5.3. Comparison with Other Research and Future Research

Recent advancements in lung nodule classification have predominantly centered on deep learning techniques, encompassing ensemble models, transfer learning, attention mechanisms, and capsule networks. In our study, simple CNNs were constructed as the baseline, to concentrate on exploring various metrics and data augmentation strategies. Leading entries on the LUNA16 leaderboard have achieved recall above 90% at 1/8 FPs per scan. In our research, the top performance of combination obtained more than 96% at 1/5 FPs, far outperforming the State-of-the-Art (SOTA) model.
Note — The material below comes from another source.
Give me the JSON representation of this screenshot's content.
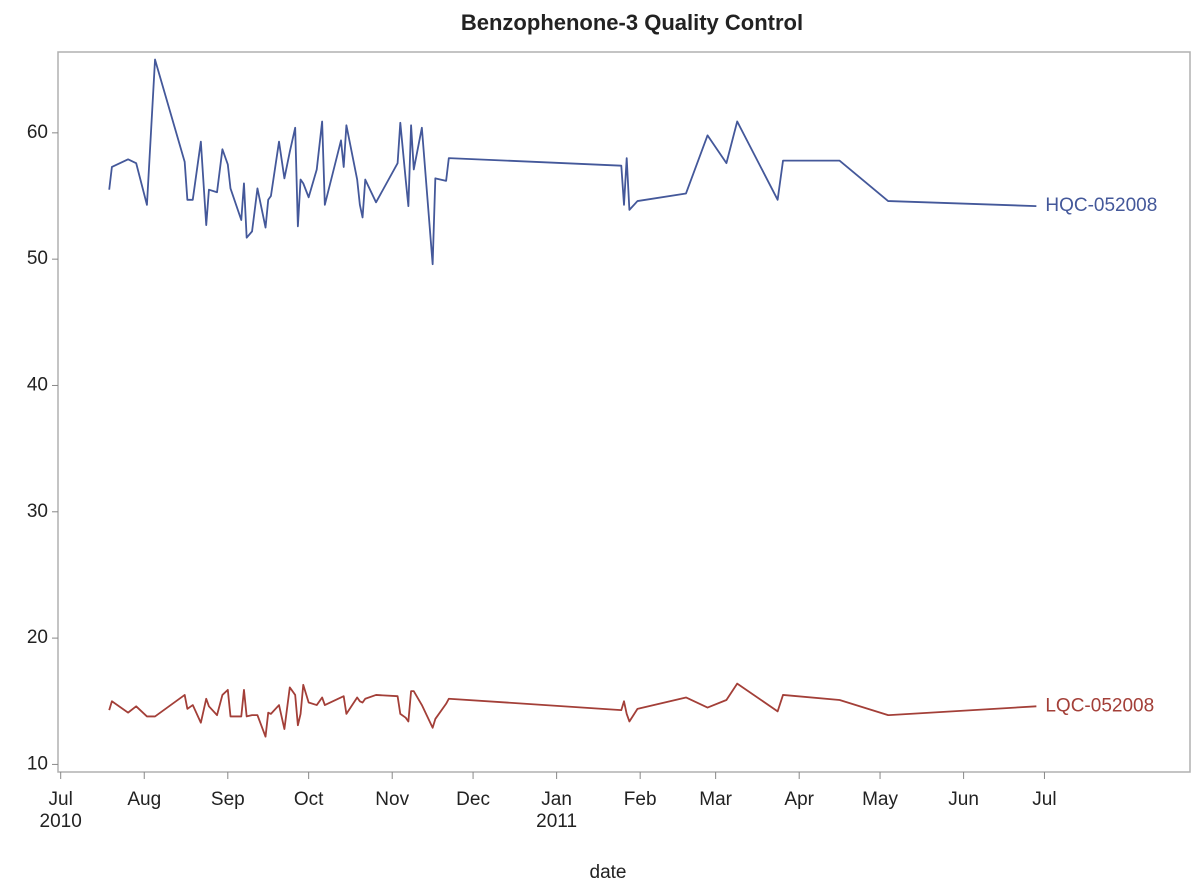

Our research also delved into the practical challenges of implementing these models in real-world clinical settings, where inconsistencies in imaging protocols and equipment variability can adversely affect performance. The insights from this study aim to inform ongoing developments in diagnostic technologies, ensuring they are sufficiently robust for use across varied healthcare scenarios, thereby improving patient outcomes through the early and precise identification of critical conditions such as lung nodules. Our future research aims to expand investigation into data augmentation techniques and their synergistic effects, while also deepening our understanding of the interplay between different performance metrics within the framework of SOTA architectures and broader application contexts. This ongoing research is anticipated to enhance the proficiency of deep learning models in medical imaging, thereby revolutionizing diagnostic methodologies and improving the effectiveness of medical treatments.

6. Conclusions

This study meticulously selected and compared metrics, to identify the most suitable ones for lung nodule detection, emphasizing the need for metrics that accurately reflect the true performance of models, especially in unbalanced datasets. This research determined that the $F_5$ score, which gives greater weight to recall, is the most effective metric for evaluating medical image classification models. The appropriate metrics led to the identification of the most potent combinations of augmentations for nodule classification. The results of these experiments were rigorously documented and analyzed, with comprehensive tables comparing the effects of different augmentations. This analysis not only underscored the benefits of specific techniques but also revealed the synergistic impact of combining them, significantly boosting the model’s precision in detecting lung nodules.